I advocate the abolition of the Procedural Default Doctrine as hampering the evolution of the laws of the nation and as depriving citizens of the United States of the protections secured to them by the Constitution of the United States. No one act would be a greater step into the future of humanity than to abrogate this relic of the past.
Since I am in for a penny, I might as well go in for a pound. Over and above the abolition of the Procedural Default Doctrine, let's get to the truth of criminal convictions.
In Great Britain, a Commission was formed where prisoners, after their appeals were exhausted, could present proof they were innocent of the crimes for which they had been convicted. The Commission, after reviewing the entire case, and the proof presented by the prisoner, was given the power to ask a Court of Appeals to reopen the case in light of the new evidence. Two-thirds of the cases the commission has so-far recommended to the Courts have been overturned and the prisoner released.

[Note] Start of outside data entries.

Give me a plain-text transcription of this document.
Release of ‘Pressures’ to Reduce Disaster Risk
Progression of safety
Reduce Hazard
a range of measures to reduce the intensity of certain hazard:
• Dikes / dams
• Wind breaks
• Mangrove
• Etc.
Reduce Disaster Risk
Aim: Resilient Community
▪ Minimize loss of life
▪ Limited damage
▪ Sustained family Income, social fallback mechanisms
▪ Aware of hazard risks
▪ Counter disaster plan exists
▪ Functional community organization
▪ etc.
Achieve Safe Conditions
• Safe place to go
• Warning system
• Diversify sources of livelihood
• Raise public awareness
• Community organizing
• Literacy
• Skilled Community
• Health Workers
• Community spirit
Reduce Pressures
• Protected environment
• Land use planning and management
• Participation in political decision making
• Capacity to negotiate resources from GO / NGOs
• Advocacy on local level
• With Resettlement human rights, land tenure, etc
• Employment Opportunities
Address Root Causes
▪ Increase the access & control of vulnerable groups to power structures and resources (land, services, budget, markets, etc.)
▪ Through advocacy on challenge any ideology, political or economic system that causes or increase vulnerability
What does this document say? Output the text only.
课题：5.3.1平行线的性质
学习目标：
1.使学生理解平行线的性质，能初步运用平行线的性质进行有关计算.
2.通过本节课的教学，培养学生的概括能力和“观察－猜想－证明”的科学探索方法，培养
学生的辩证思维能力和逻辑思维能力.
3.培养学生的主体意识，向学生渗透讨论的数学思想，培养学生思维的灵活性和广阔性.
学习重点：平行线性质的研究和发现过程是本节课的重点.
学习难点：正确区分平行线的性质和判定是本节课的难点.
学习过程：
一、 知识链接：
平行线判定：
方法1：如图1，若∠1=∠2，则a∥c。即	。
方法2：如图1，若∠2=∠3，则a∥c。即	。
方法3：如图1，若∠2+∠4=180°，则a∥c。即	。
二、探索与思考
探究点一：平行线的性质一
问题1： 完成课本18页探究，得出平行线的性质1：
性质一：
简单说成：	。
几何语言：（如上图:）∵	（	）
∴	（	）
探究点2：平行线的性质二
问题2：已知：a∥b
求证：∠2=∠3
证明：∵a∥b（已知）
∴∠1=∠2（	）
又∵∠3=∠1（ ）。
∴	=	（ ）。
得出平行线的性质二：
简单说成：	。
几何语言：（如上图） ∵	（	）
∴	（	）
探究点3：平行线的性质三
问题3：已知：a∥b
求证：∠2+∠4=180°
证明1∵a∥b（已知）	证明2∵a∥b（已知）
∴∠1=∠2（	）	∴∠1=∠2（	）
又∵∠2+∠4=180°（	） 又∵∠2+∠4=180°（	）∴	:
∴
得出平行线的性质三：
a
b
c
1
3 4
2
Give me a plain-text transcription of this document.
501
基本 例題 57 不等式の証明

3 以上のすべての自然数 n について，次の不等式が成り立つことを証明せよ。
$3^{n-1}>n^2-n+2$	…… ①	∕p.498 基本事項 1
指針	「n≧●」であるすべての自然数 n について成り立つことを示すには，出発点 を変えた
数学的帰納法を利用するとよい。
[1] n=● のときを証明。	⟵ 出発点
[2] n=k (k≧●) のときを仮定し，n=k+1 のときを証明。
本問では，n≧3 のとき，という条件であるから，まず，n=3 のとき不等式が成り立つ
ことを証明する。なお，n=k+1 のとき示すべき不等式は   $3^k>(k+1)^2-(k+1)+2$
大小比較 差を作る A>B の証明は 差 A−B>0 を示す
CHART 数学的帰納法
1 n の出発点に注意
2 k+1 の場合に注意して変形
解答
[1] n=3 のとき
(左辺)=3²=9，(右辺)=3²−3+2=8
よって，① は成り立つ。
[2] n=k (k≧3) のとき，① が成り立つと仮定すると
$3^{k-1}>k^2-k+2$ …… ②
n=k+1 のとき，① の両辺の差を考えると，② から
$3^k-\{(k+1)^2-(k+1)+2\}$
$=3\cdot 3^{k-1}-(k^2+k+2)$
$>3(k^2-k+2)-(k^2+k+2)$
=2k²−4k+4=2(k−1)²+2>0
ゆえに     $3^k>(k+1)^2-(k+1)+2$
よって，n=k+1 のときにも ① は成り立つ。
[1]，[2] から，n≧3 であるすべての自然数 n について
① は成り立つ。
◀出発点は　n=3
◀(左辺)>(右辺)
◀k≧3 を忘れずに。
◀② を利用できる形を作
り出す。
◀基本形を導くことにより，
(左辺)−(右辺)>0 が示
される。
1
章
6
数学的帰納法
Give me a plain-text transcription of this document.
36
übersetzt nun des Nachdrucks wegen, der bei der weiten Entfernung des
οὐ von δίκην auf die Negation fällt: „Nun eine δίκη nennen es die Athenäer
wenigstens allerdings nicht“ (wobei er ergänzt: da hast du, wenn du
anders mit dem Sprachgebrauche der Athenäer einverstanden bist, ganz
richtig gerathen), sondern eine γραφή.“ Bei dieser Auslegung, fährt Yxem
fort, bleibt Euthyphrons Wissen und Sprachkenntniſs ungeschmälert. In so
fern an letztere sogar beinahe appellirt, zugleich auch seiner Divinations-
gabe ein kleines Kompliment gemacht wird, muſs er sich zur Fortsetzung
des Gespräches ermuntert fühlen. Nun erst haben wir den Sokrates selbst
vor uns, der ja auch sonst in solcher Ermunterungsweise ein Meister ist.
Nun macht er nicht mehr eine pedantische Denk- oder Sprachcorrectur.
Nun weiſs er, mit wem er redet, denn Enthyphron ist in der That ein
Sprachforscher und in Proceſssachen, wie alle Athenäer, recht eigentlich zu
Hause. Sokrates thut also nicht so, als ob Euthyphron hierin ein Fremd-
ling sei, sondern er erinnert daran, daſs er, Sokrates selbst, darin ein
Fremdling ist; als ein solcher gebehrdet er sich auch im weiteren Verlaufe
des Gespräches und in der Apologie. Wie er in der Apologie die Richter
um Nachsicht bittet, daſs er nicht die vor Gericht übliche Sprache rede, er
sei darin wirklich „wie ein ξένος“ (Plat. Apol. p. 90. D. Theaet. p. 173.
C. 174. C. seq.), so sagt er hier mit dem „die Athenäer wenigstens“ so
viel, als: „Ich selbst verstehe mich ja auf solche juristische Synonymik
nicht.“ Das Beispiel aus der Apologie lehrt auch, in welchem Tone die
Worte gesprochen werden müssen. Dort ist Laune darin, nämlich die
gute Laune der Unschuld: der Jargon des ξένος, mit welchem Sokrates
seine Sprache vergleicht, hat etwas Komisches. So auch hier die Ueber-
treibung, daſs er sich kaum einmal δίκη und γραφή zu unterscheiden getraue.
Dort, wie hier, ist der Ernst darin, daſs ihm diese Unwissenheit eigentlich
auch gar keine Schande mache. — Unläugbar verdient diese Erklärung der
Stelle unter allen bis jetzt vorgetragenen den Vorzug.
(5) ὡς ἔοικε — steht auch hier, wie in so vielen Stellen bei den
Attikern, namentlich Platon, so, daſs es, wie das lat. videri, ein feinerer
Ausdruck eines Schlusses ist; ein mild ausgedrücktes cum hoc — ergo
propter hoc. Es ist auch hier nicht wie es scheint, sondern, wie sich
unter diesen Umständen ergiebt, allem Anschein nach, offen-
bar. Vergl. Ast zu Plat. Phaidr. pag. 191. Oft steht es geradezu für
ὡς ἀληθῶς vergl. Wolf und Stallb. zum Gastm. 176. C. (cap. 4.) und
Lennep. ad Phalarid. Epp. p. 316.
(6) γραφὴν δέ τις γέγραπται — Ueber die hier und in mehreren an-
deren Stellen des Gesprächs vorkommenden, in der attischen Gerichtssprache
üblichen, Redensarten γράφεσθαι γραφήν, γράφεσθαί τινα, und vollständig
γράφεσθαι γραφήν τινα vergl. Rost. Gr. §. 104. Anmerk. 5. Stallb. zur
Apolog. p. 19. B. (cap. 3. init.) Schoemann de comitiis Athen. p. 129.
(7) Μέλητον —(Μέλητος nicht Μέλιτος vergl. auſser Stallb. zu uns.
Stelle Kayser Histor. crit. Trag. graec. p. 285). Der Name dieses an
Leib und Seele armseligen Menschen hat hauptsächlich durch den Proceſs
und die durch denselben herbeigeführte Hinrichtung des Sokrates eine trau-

Recently in Congress there has been a movement to enact a Constitutional Amendment recognizing the rights of victims of crime. I call for that law to include recognizing the right of prisoners to submit proof of their innocence, at any time, in any court, and be able to obtain release from imprisonment, and relief from their conviction, upon submitting clear and convincing evidence proving a manifest miscarriage of justice has occurred.
I advocate a claim of actual innocence be recognized as a cognizable claim for relief on Federal Petition for a Writ of Habeas Corpus, and relief from imprisonment available upon the presentation of proof, subject to the Exhaustion Doctrine, but not subject to procedural default, which shows by clear and convincing evidence that a manifest miscarriage of justice has occurred.
As stated in the article False Justice appearing in the Playboy Forum in July 2002, by Mr. Chip Rowe, statistics support the presumption that over 100,000 innocent prisoners now languish in the prisons of this nation, based on an extrapolation from the numbers of prisoners that now been proven innocent by DNA evidence.
Let's give them a chance to prove their innocence. Let's get to the truth.